On October 11, 1887, Mary Powell married James Burnet Crane in the Church of St. Mary the Virgin on West 45th Street in New York City. The wedding announcement indicated that the couple would reside in Philadelphia, Pennsylvania, which was the groom's home town. Crane was described as "a tall, beautiful blonde...a young lady of great musical talent." The couple had two daughters, Katharine E. Crane and Mary Estelle Burnet Crane.

After her husband's death in 1893, Crane lived in Belzoni, Mississippi, where her father's family held land, and Washington, District of Columbia.

In Mississippi, Crane became involved in the fight for woman suffrage. In 1915, she was the second vice-president of the Mississippi Woman's Suffrage Association (MWSA). She encouraged every believer in woman suffrage to contribute to the cause with the slogan "First your name, then your dollar." At the MWSA's April 1916 annual convention in Meridian, Crane was re-elected to the position of second vice-president. Her daughter Estelle Crane was also a suffragist; she served as MWSA's treasurer in 1919 and as an alternate delegate from the National American Woman Suffrage Association to the Swiss Association of Woman Suffrage Congress at Geneva, Switzerland, in 1920.

The 1920 and 1930 census records show Crane living in Plainfield, New Jersey, where her daughters also lived. In 1929, Crane visited Montgomery to gather information for the book about her father that she published in 1930 entitled The Life of James R. Powell.

Crane died September 23, 1930, in New Jersey at the home of her daughter Katharine.

The photos below are from Crane's passport applications.

 

 

SOURCES:

1920 U.S. Census, New Jersey. Plainfield, Ward 2, Union County, p. 16A. Digital images. Ancestry.com.

1930 U.S. Census, New Jersey. Plainfield, Union County, p. 16A. Digital images.

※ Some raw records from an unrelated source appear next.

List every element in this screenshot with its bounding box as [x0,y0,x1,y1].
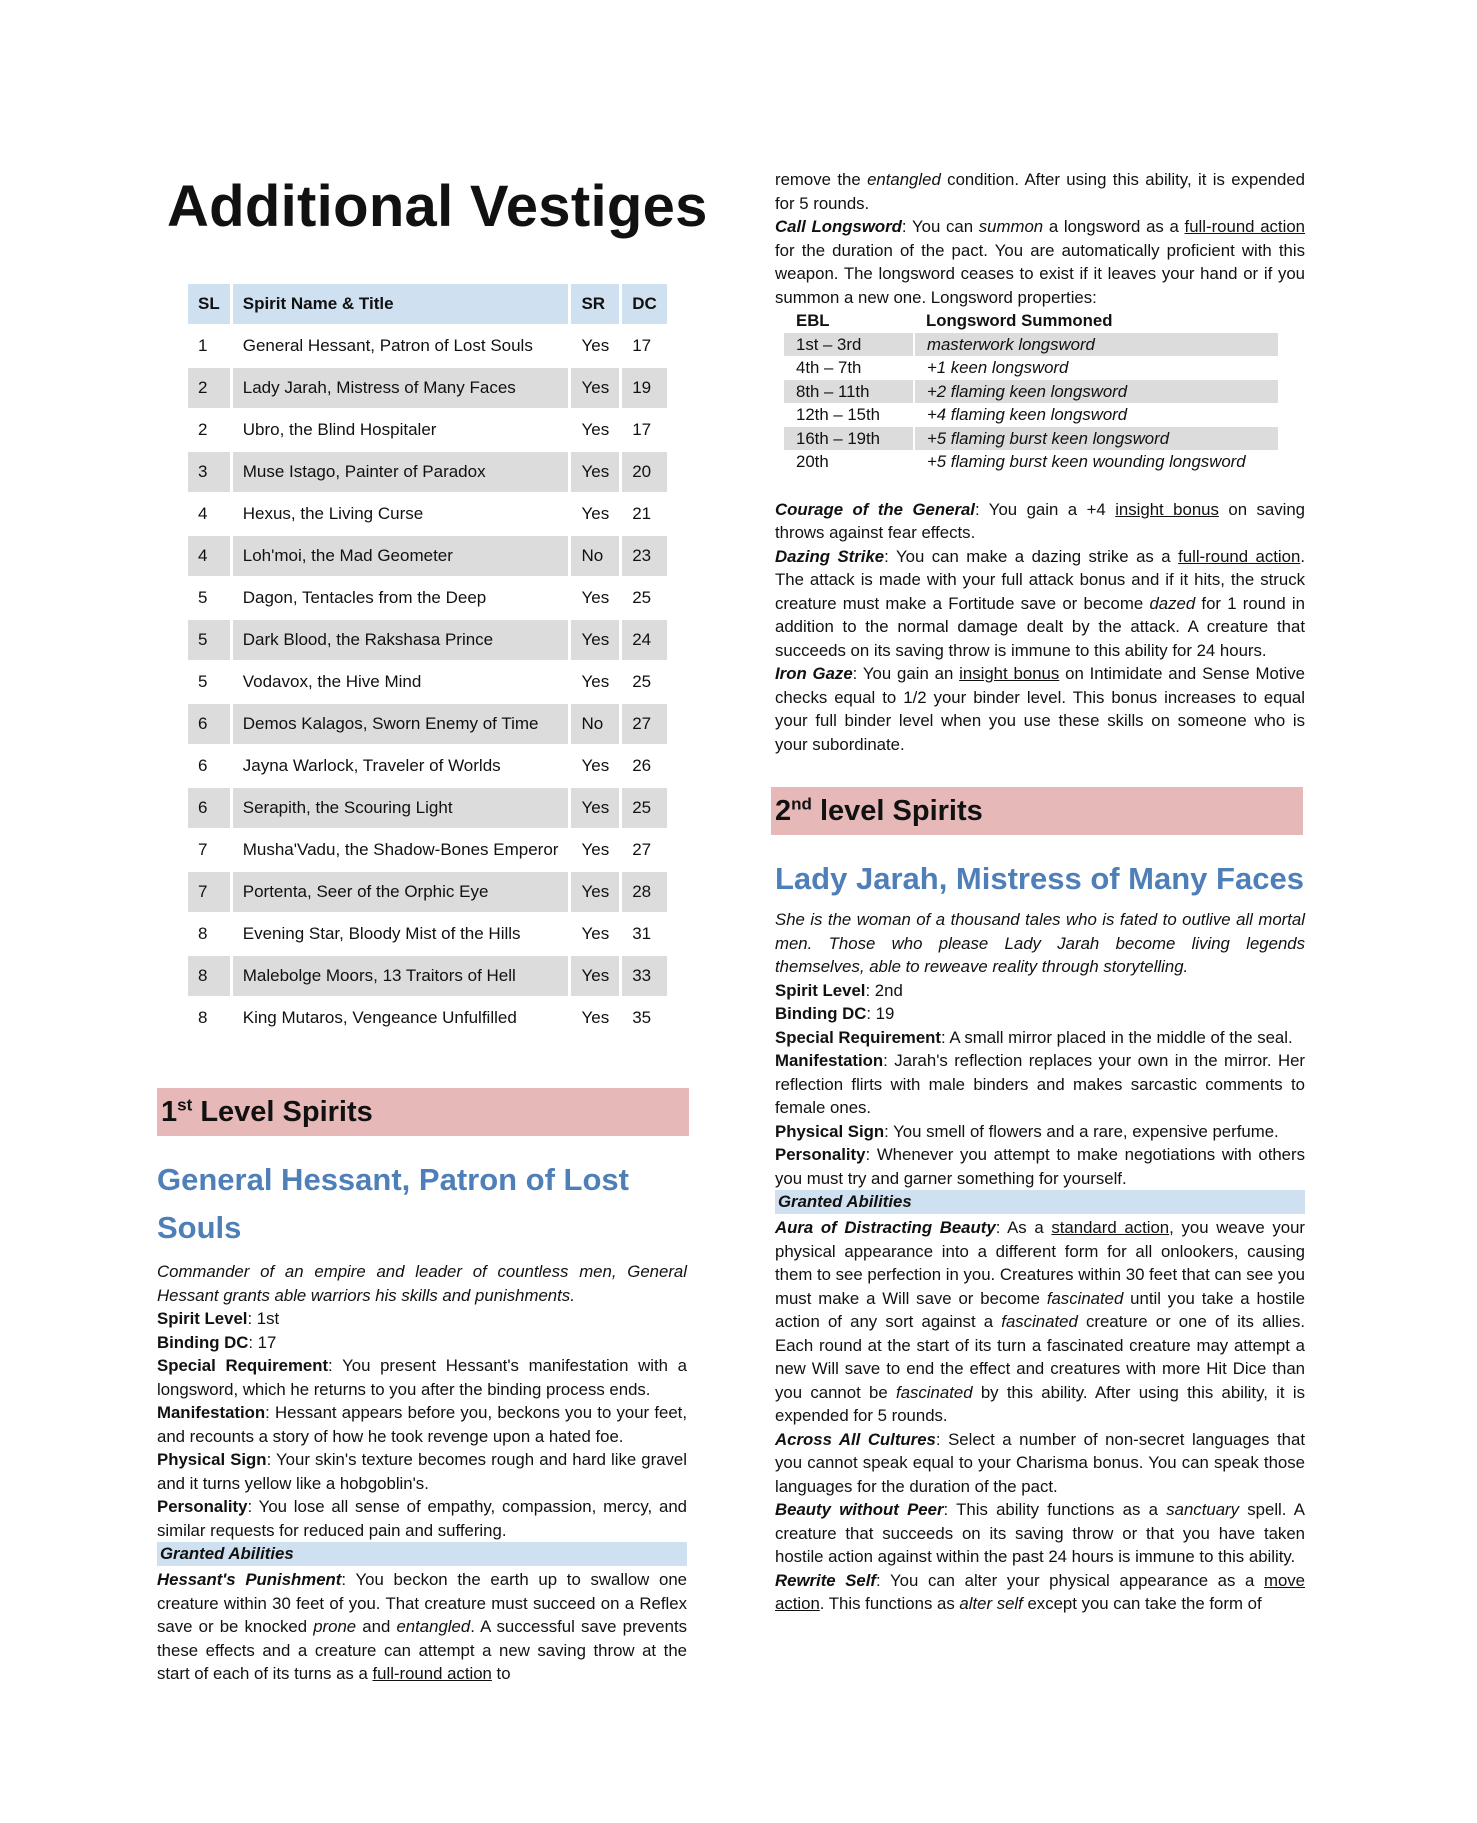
table-cell: 4 [198,504,208,523]
table-cell: Yes [568,452,619,492]
column-header: DC [619,284,667,324]
column-header: SL [198,294,220,313]
table-cell: 27 [619,830,667,870]
column-header: SR [568,284,619,324]
table-row [188,326,667,366]
table-cell: 17 [619,326,667,366]
table-cell: Yes [568,872,619,912]
table-cell: Jayna Warlock, Traveler of Worlds [230,746,569,786]
physical-sign: Physical Sign: You smell of flowers and a rare, expensive perfume. [775,1121,1279,1141]
table-row [188,578,667,618]
table-cell: Loh'moi, the Mad Geometer [230,536,569,576]
table-cell: Lady Jarah, Mistress of Many Faces [230,368,569,408]
table-cell: 8 [198,966,208,985]
manifestation: Manifestation: Jarah's reflection replaces your own in the mirror. Her reflection flirts with male binders and makes sarcastic comments to female ones. [775,1051,1305,1117]
table-cell: 3 [198,462,208,481]
table-cell: Dagon, Tentacles from the Deep [230,578,569,618]
table-row [784,450,1278,474]
table-cell: 8th – 11th [796,381,870,401]
ability-aura: Aura of Distracting Beauty: As a standard action, you weave your physical appearance into a different form for all onlookers, causing them to see perfection in you. Creatures within 30 feet that can see you must make a Will save or become fascinated until you take a hostile action of any sort against a fascinated creature or one of its allies. Each round at the start of its turn a fascinated creature may attempt a new Will save to end the effect and creatures with more Hit Dice than you cannot be fascinated by this ability. After using this ability, it is expended for 5 rounds. [775,1218,1306,1425]
table-cell: Yes [568,956,619,996]
vestige-table [188,282,667,1040]
column-header: Spirit Name & Title [230,284,569,324]
table-row [188,746,667,786]
table-row [188,368,667,408]
table-cell: 8 [198,924,208,943]
ability-continued: remove the entangled condition. After using this ability, it is expended for 5 rounds. [775,170,1305,213]
ability-rewrite-self: Rewrite Self: You can alter your physical appearance as a move action. This functions as alter self except you can take the form of [775,1570,1306,1613]
table-cell: Yes [568,998,619,1038]
table-cell: 25 [619,578,667,618]
spirit-title-jarah: Lady Jarah, Mistress of Many Faces [775,861,1304,896]
table-cell: Yes [568,326,619,366]
table-cell: 7 [198,840,208,859]
level-2-heading: 2nd level Spirits [771,787,1303,835]
spirit-intro: She is the woman of a thousand tales who is fated to outlive all mortal men. Those who please Lady Jarah become living legends themselves, able to reweave reality through storytelling. [775,910,1305,976]
table-cell: +5 flaming burst keen longsword [914,427,1278,451]
table-cell: 20th [796,452,829,471]
table-row [188,830,667,870]
table-cell: King Mutaros, Vengeance Unfulfilled [230,998,569,1038]
table-cell: No [568,536,619,576]
spirit-intro: Commander of an empire and leader of countless men, General Hessant grants able warriors his skills and punishments. [157,1262,687,1305]
table-cell: 19 [619,368,667,408]
table-row [784,403,1278,427]
table-cell: Dark Blood, the Rakshasa Prince [230,620,569,660]
table-row [188,620,667,660]
right-column [775,168,1305,1616]
table-cell: 8 [198,1008,208,1027]
table-cell: 31 [619,914,667,954]
table-cell: Malebolge Moors, 13 Traitors of Hell [230,956,569,996]
spirit-title-hessant: General Hessant, Patron of Lost Souls [157,1162,629,1245]
table-cell: 6 [198,756,208,775]
table-cell: Ubro, the Blind Hospitaler [230,410,569,450]
table-row [188,662,667,702]
table-cell: 28 [619,872,667,912]
table-cell: 5 [198,588,208,607]
table-row [188,998,667,1038]
table-cell: +2 flaming keen longsword [914,380,1278,404]
table-cell: 33 [619,956,667,996]
table-cell: Portenta, Seer of the Orphic Eye [230,872,569,912]
table-cell: Yes [568,620,619,660]
ability-dazing-strike: Dazing Strike: You can make a dazing strike as a full-round action. The attack is made with your full attack bonus and if it hits, the struck creature must make a Fortitude save or become dazed for 1 round in addition to the normal damage dealt by the attack. A creature that succeeds on its saving throw is immune to this ability for 24 hours. [775,546,1305,660]
table-cell: 6 [198,798,208,817]
ability-hessants-punishment: Hessant's Punishment: You beckon the earth up to swallow one creature within 30 feet of you. That creature must succeed on a Reflex save or be knocked prone and entangled. A successful save prevents these effects and a creature can attempt a new saving throw at the start of each of its turns as a full-round action to [157,1570,688,1683]
special-requirement: Special Requirement: A small mirror placed in the middle of the seal. [775,1027,1293,1047]
table-row [188,536,667,576]
table-row [784,333,1278,357]
table-cell: Muse Istago, Painter of Paradox [230,452,569,492]
table-cell: Yes [568,494,619,534]
column-header: Longsword Summoned [926,311,1113,330]
table-cell: Evening Star, Bloody Mist of the Hills [230,914,569,954]
table-cell: 2 [198,378,208,397]
table-cell: 2 [198,420,208,439]
table-cell: Vodavox, the Hive Mind [230,662,569,702]
left-column [157,1088,687,1686]
table-cell: Yes [568,914,619,954]
table-row [188,452,667,492]
table-cell: +4 flaming keen longsword [914,403,1278,427]
table-row [188,914,667,954]
table-cell: 12th – 15th [796,405,880,424]
table-cell: 7 [198,882,208,901]
special-requirement: Special Requirement: You present Hessant's manifestation with a longsword, which he returns to you after the binding process ends. [157,1356,687,1399]
personality: Personality: Whenever you attempt to make negotiations with others you must try and garner something for yourself. [775,1145,1305,1188]
ability-iron-gaze: Iron Gaze: You gain an insight bonus on Intimidate and Sense Motive checks equal to 1/2 your binder level. This bonus increases to equal your full binder level when you use these skills on someone who is your subordinate. [775,664,1305,754]
binding-dc: Binding DC: 17 [157,1332,277,1352]
column-header: EBL [796,311,830,330]
page-title: Additional Vestiges [167,174,708,239]
table-cell: 21 [619,494,667,534]
table-cell: 1 [198,336,208,355]
table-cell: Musha'Vadu, the Shadow-Bones Emperor [230,830,569,870]
table-row [188,494,667,534]
ability-across-all-cultures: Across All Cultures: Select a number of non-secret languages that you cannot speak equal to your Charisma bonus. You can speak those languages for the duration of the pact. [775,1429,1305,1496]
table-cell: 17 [619,410,667,450]
table-row [188,410,667,450]
table-header-row [188,284,667,324]
table-cell: Yes [568,368,619,408]
ability-beauty-without-peer: Beauty without Peer: This ability functions as a sanctuary spell. A creature that succeeds on its saving throw or that you have taken hostile action against within the past 24 hours is immune to this ability. [775,1500,1305,1566]
longsword-table [784,309,1278,474]
table-cell: General Hessant, Patron of Lost Souls [230,326,569,366]
table-cell: 1st – 3rd [796,334,862,354]
table-cell: 6 [198,714,208,733]
granted-abilities-heading: Granted Abilities [775,1190,1305,1214]
personality: Personality: You lose all sense of empathy, compassion, mercy, and similar requests for reduced pain and suffering. [157,1497,687,1540]
table-cell: 5 [198,672,208,691]
level-1-heading: 1st Level Spirits [157,1088,689,1136]
table-cell: Yes [568,410,619,450]
table-cell: 20 [619,452,667,492]
table-row [188,788,667,828]
granted-abilities-heading: Granted Abilities [157,1542,687,1566]
binding-dc: Binding DC: 19 [775,1004,895,1023]
ability-call-longsword: Call Longsword: You can summon a longsword as a full-round action for the duration of the pact. You are automatically proficient with this weapon. The longsword ceases to exist if it leaves your hand or if you summon a new one. Longsword properties: [775,217,1305,307]
table-cell: 35 [619,998,667,1038]
table-cell: +5 flaming burst keen wounding longsword [914,450,1278,474]
table-cell: +1 keen longsword [914,356,1278,380]
table-cell: No [568,704,619,744]
table-cell: 4 [198,546,208,565]
table-cell: 25 [619,662,667,702]
table-cell: masterwork longsword [914,333,1278,357]
table-cell: Yes [568,788,619,828]
ability-courage: Courage of the General: You gain a +4 insight bonus on saving throws against fear effects. [775,499,1305,542]
table-cell: 26 [619,746,667,786]
table-cell: Yes [568,830,619,870]
table-cell: 16th – 19th [796,428,880,448]
table-row [188,956,667,996]
spirit-level: Spirit Level: 2nd [775,980,903,1000]
table-cell: 23 [619,536,667,576]
table-cell: 25 [619,788,667,828]
table-cell: Demos Kalagos, Sworn Enemy of Time [230,704,569,744]
manifestation: Manifestation: Hessant appears before you, beckons you to your feet, and recounts a story of how he took revenge upon a hated foe. [157,1403,687,1446]
table-row [188,704,667,744]
table-cell: Serapith, the Scouring Light [230,788,569,828]
table-cell: 5 [198,630,208,649]
table-cell: Hexus, the Living Curse [230,494,569,534]
table-row [784,427,1278,451]
table-cell: 24 [619,620,667,660]
table-cell: 4th – 7th [796,358,862,377]
physical-sign: Physical Sign: Your skin's texture becomes rough and hard like gravel and it turns yellow like a hobgoblin's. [157,1450,687,1493]
table-cell: Yes [568,746,619,786]
table-cell: 27 [619,704,667,744]
table-row [784,356,1278,380]
table-cell: Yes [568,578,619,618]
table-row [784,380,1278,404]
spirit-level: Spirit Level: 1st [157,1309,280,1328]
table-cell: Yes [568,662,619,702]
table-row [188,872,667,912]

Ancestry.com.

"A Picture of Powell." The Montgomery Advertiser (Montgomery, Alabama), March 19, 1904, p. 8.

"Buried in Montgomery." The Living Truth (Greenville, Alabama), October 3, 1902, p. 7.

Crane, Mary Powell. The Life of James R. Powell. Brooklyn, New York, 1930.

"Death of Mrs. James R. Powell." The Weekly Advertiser, (Montgomery, Alabama), September 26, 1902, p.8.

"Happy Wedding." The Montgomery Advertiser (Montgomery, Alabama), October 16, 1887, p. 1.

Harper, Ida Husted, et al., eds. The History of Woman Suffrage. Vol. VI (1900-1920). N.p.: National American Woman Suffrage Association, 1922, p. 333.

"Mrs. Crane to Return East after Visit in Montgomery." The Montgomery Advertiser (Montgomery, Alabama), February 3, 1929, p. 16.

"Mrs. M. P. Crane Rites Tomorrow." The Courier-News (Bridgewater, New Jersey), September 24, 1930.

"Program Issued for W.C.T.U. Convention." Jackson Daily News (Jackson, Mississippi), September 21, 1915, p. 3.

Somerville, Nellie Nugent. "Votes for Women." Jackson Daily News (Jackson, Mississippi), May 21, 1915, p. 3.

"Suffragettes Angry." Vicksburg Evening Post (Vicksburg, Mississippi), April 7, 1916, p. 3.

Thomas, Melanie. "Biography of Mary Powell Crane, 1860-1930." Biographical Database of NAWSA Suffragists, 1890-1920.

U.S. Passport Applications, 1795-1925 [database on-line]. Lehi, UT, USA: Ancestry.com Operations, Inc., 2007.